Bleu

Krzysztof Kieślowski, Pologne, France, Suisse, 1993

Commentaire

Julie a perdu son enfant et son mari, un célèbre compositeur, dans un accident de voiture. Pour reconstruire sa vie, elle s’est résolue à rompre tout lien avec son passé. Au début de l’extrait, prostrée devant son bureau, dans une chambre aux tons froids plongée dans une semi obscurité, elle apparaît figée comme une statue. Brusquement elle s’empare au téléphone : au bout du fil, un ami de son mari qui l’a aidée au tout début de son deuil et est devenu, le temps d’une nuit, son amant ; avant qu’elle ne disparaisse. La voix ferme et rassurante de l’amant envahit tout l’espace de la chambre et tout le champ sonore, le spectateur entre immédiatement dans la connexion intime qui s’établit avec Julie. Son doigt se pose sur une partition, qu’elle commence à parcourir, c’est une pièce de son mari, un concerto inachevé. Immédiatement, au contact du doigt sur la partition, la musique du concerto retentit, un choeur dont le chant s’élève au rythme de la caméra qui monte lentement et flotte littéralement au-dessus de la scène : Julie se lève et disparaît derrière le lustre bleu, le seul objet qu’elle avait gardé de son ancienne vie, et dont la couleur diffuse envahit bientôt l’écran.
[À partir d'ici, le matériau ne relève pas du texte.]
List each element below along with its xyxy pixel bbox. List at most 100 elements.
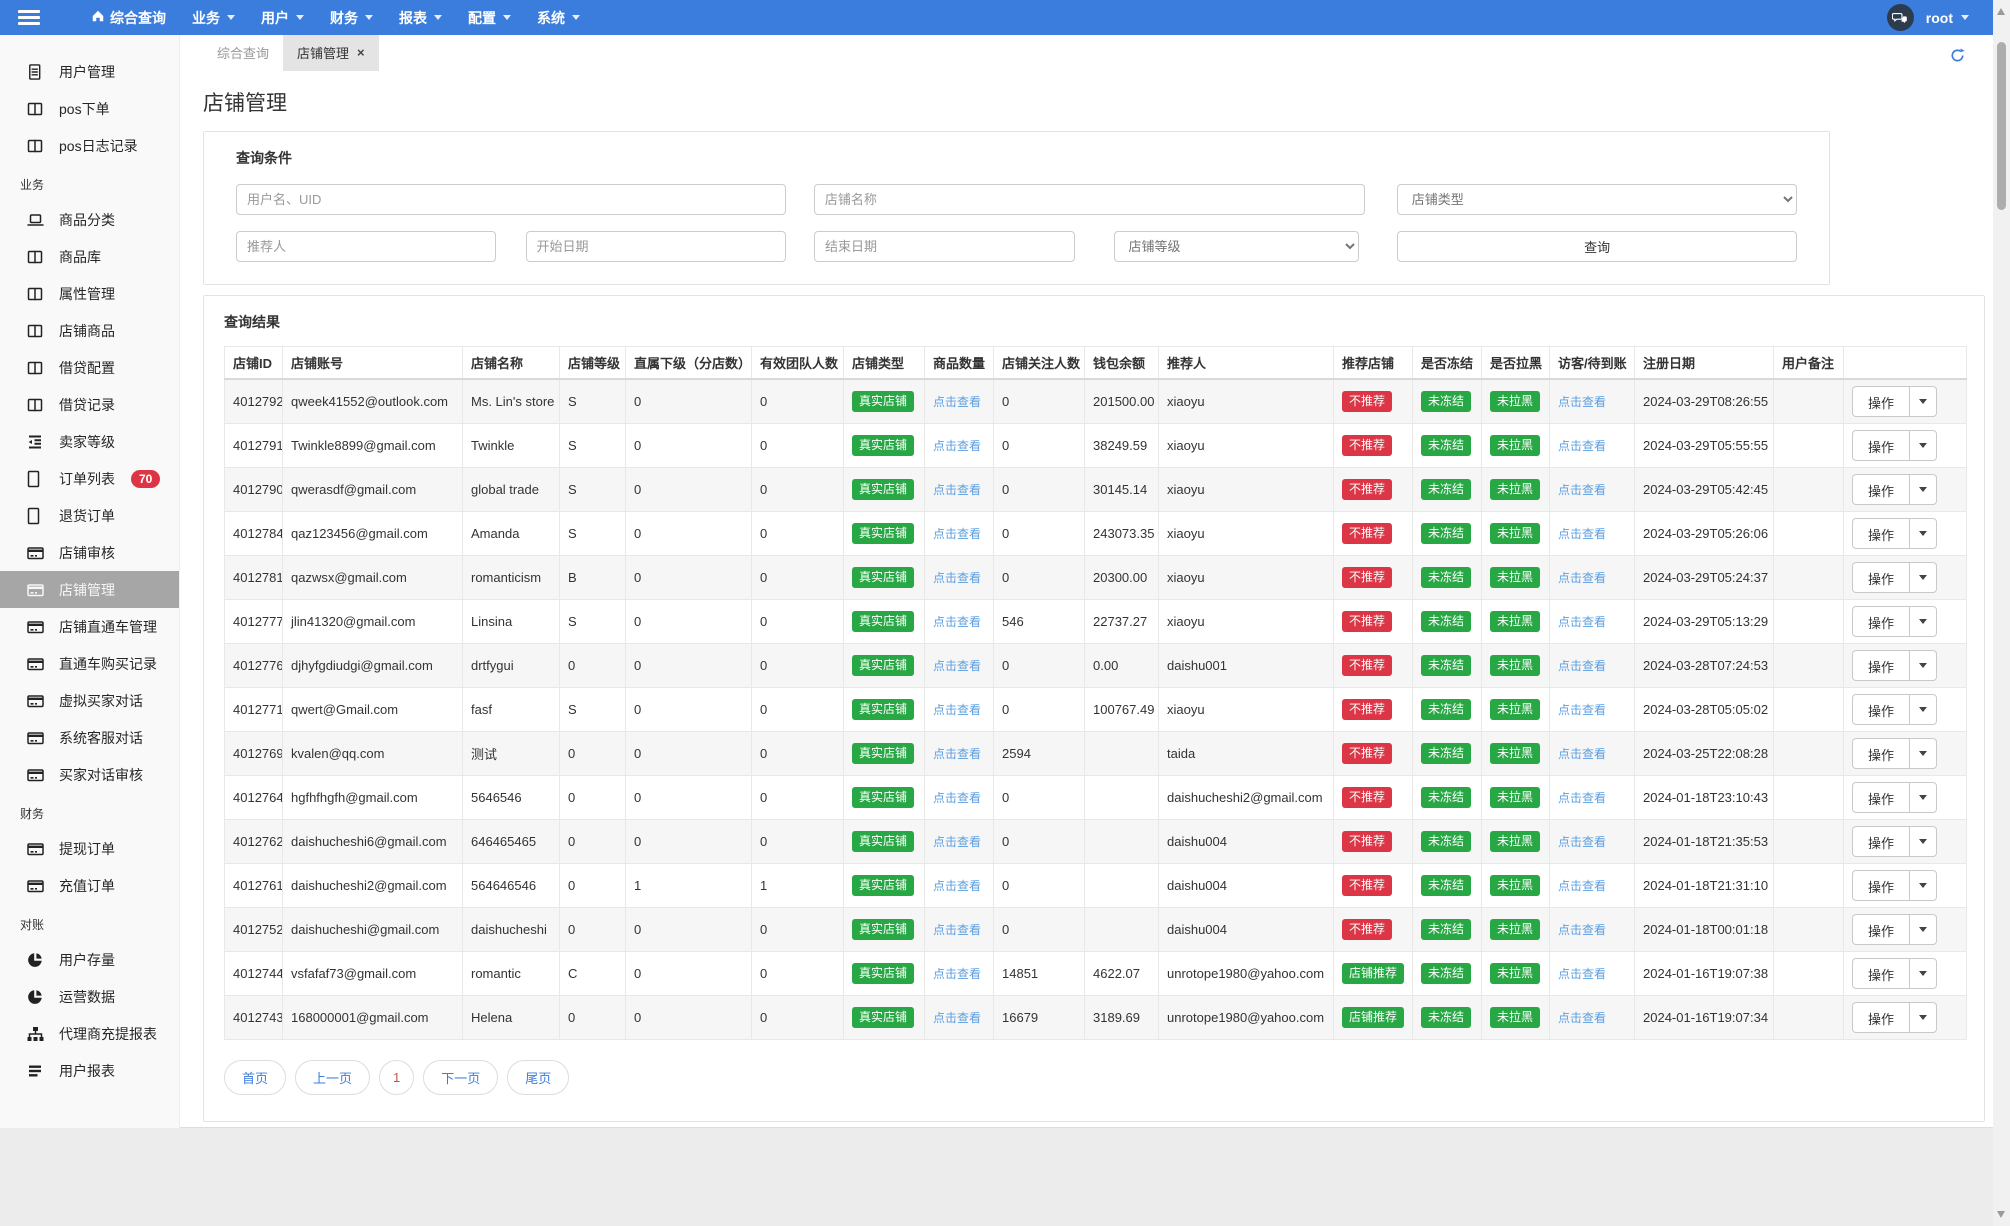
sidebar-item-店铺审核[interactable]: 店铺审核 (0, 534, 179, 571)
goods-count-link[interactable]: 点击查看 (933, 571, 981, 585)
chat-bubbles-icon[interactable] (1886, 4, 1914, 31)
sidebar-item-卖家等级[interactable]: 卖家等级 (0, 423, 179, 460)
action-dropdown-toggle[interactable] (1909, 651, 1936, 680)
sidebar-item-属性管理[interactable]: 属性管理 (0, 275, 179, 312)
action-split-button[interactable]: 操作 (1852, 738, 1938, 769)
nav-menu-4[interactable]: 报表 (386, 0, 455, 35)
nav-item-home[interactable]: 综合查询 (78, 0, 179, 35)
action-split-button[interactable]: 操作 (1852, 518, 1938, 549)
action-dropdown-toggle[interactable] (1909, 519, 1936, 548)
action-dropdown-toggle[interactable] (1909, 783, 1936, 812)
visitors-link[interactable]: 点击查看 (1558, 791, 1606, 805)
action-dropdown-toggle[interactable] (1909, 431, 1936, 460)
sidebar-item-用户管理[interactable]: 用户管理 (0, 53, 179, 90)
refresh-icon[interactable] (1949, 47, 1966, 67)
action-dropdown-toggle[interactable] (1909, 959, 1936, 988)
page-button-上一页[interactable]: 上一页 (295, 1060, 371, 1095)
referrer-input[interactable] (236, 231, 496, 262)
action-button[interactable]: 操作 (1853, 607, 1909, 636)
action-button[interactable]: 操作 (1853, 651, 1909, 680)
page-current[interactable]: 1 (379, 1060, 415, 1095)
sidebar-item-用户报表[interactable]: 用户报表 (0, 1052, 179, 1089)
action-split-button[interactable]: 操作 (1852, 386, 1938, 417)
action-dropdown-toggle[interactable] (1909, 607, 1936, 636)
action-dropdown-toggle[interactable] (1909, 871, 1936, 900)
goods-count-link[interactable]: 点击查看 (933, 923, 981, 937)
visitors-link[interactable]: 点击查看 (1558, 835, 1606, 849)
scroll-up-arrow-icon[interactable] (1997, 8, 2005, 15)
visitors-link[interactable]: 点击查看 (1558, 747, 1606, 761)
tab-shop-management[interactable]: 店铺管理 × (283, 34, 379, 71)
goods-count-link[interactable]: 点击查看 (933, 439, 981, 453)
user-menu[interactable]: root (1926, 10, 1969, 26)
visitors-link[interactable]: 点击查看 (1558, 483, 1606, 497)
goods-count-link[interactable]: 点击查看 (933, 747, 981, 761)
sidebar-item-充值订单[interactable]: 充值订单 (0, 867, 179, 904)
shop-type-select[interactable]: 店铺类型 (1396, 184, 1797, 215)
action-split-button[interactable]: 操作 (1852, 870, 1938, 901)
goods-count-link[interactable]: 点击查看 (933, 879, 981, 893)
action-split-button[interactable]: 操作 (1852, 694, 1938, 725)
sidebar-item-虚拟买家对话[interactable]: 虚拟买家对话 (0, 682, 179, 719)
action-dropdown-toggle[interactable] (1909, 739, 1936, 768)
action-button[interactable]: 操作 (1853, 431, 1909, 460)
nav-menu-2[interactable]: 用户 (248, 0, 317, 35)
page-button-尾页[interactable]: 尾页 (507, 1060, 570, 1095)
nav-menu-1[interactable]: 业务 (179, 0, 248, 35)
action-button[interactable]: 操作 (1853, 915, 1909, 944)
action-button[interactable]: 操作 (1853, 475, 1909, 504)
sidebar-item-运营数据[interactable]: 运营数据 (0, 978, 179, 1015)
search-button[interactable]: 查询 (1397, 231, 1797, 262)
action-dropdown-toggle[interactable] (1909, 915, 1936, 944)
goods-count-link[interactable]: 点击查看 (933, 703, 981, 717)
scroll-down-arrow-icon[interactable] (1997, 1211, 2005, 1218)
sidebar-item-借贷记录[interactable]: 借贷记录 (0, 386, 179, 423)
sidebar-item-直通车购买记录[interactable]: 直通车购买记录 (0, 645, 179, 682)
action-button[interactable]: 操作 (1853, 959, 1909, 988)
visitors-link[interactable]: 点击查看 (1558, 1011, 1606, 1025)
scrollbar-thumb[interactable] (1997, 42, 2006, 210)
tab-summary-query[interactable]: 综合查询 (203, 34, 283, 71)
sidebar-item-系统客服对话[interactable]: 系统客服对话 (0, 719, 179, 756)
visitors-link[interactable]: 点击查看 (1558, 395, 1606, 409)
action-split-button[interactable]: 操作 (1852, 826, 1938, 857)
visitors-link[interactable]: 点击查看 (1558, 527, 1606, 541)
goods-count-link[interactable]: 点击查看 (933, 659, 981, 673)
action-button[interactable]: 操作 (1853, 827, 1909, 856)
visitors-link[interactable]: 点击查看 (1558, 703, 1606, 717)
goods-count-link[interactable]: 点击查看 (933, 395, 981, 409)
goods-count-link[interactable]: 点击查看 (933, 527, 981, 541)
action-button[interactable]: 操作 (1853, 519, 1909, 548)
action-split-button[interactable]: 操作 (1852, 650, 1938, 681)
action-split-button[interactable]: 操作 (1852, 474, 1938, 505)
action-button[interactable]: 操作 (1853, 387, 1909, 416)
sidebar-item-店铺直通车管理[interactable]: 店铺直通车管理 (0, 608, 179, 645)
action-split-button[interactable]: 操作 (1852, 1002, 1938, 1033)
sidebar-item-店铺管理[interactable]: 店铺管理 (0, 571, 179, 608)
action-button[interactable]: 操作 (1853, 1003, 1909, 1032)
visitors-link[interactable]: 点击查看 (1558, 439, 1606, 453)
goods-count-link[interactable]: 点击查看 (933, 967, 981, 981)
action-dropdown-toggle[interactable] (1909, 563, 1936, 592)
vertical-scrollbar[interactable] (1993, 0, 2010, 1226)
goods-count-link[interactable]: 点击查看 (933, 835, 981, 849)
sidebar-item-用户存量[interactable]: 用户存量 (0, 941, 179, 978)
nav-menu-5[interactable]: 配置 (455, 0, 524, 35)
username-uid-input[interactable] (236, 184, 786, 215)
action-dropdown-toggle[interactable] (1909, 827, 1936, 856)
action-button[interactable]: 操作 (1853, 871, 1909, 900)
action-split-button[interactable]: 操作 (1852, 562, 1938, 593)
action-button[interactable]: 操作 (1853, 739, 1909, 768)
goods-count-link[interactable]: 点击查看 (933, 483, 981, 497)
visitors-link[interactable]: 点击查看 (1558, 659, 1606, 673)
page-button-下一页[interactable]: 下一页 (423, 1060, 499, 1095)
action-split-button[interactable]: 操作 (1852, 606, 1938, 637)
sidebar-item-pos日志记录[interactable]: pos日志记录 (0, 127, 179, 164)
action-split-button[interactable]: 操作 (1852, 430, 1938, 461)
action-split-button[interactable]: 操作 (1852, 958, 1938, 989)
action-dropdown-toggle[interactable] (1909, 387, 1936, 416)
shop-level-select[interactable]: 店铺等级 (1113, 231, 1360, 262)
close-icon[interactable]: × (357, 45, 365, 60)
sidebar-item-退货订单[interactable]: 退货订单 (0, 497, 179, 534)
sidebar-item-订单列表[interactable]: 订单列表 70 (0, 460, 179, 497)
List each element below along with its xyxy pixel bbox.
L’émotion provoquée par cette vision abstraite (Le lustre n’est pas identifiable, il apparaît comme un halo diffus) et la musique, qui recouvre toute la séquence, et dont la source est extérieure à ce que peut vivre ou entendre le personnage, opère une déconnection du récit : les sensations sont directement adressées au spectateur. Le chant puissant du chœur retentit tandis qu’il est plongé dans le noir, le temps d’une ellipse durant laquelle Julie rejoint l’homme. Au plan suivant, un plan rapproché de Julie, qui fait l’amour avec son amant, pleure. L’envolée inaugurée par le morceau de musique unifie toute la séquence, tandis que le personnage bascule dans une autre vie. Le spectateur qui a accompagné le personnage toute la durée du film assiste à l’envol et à la libération finale de Julie, qui s’arrache à son deuil.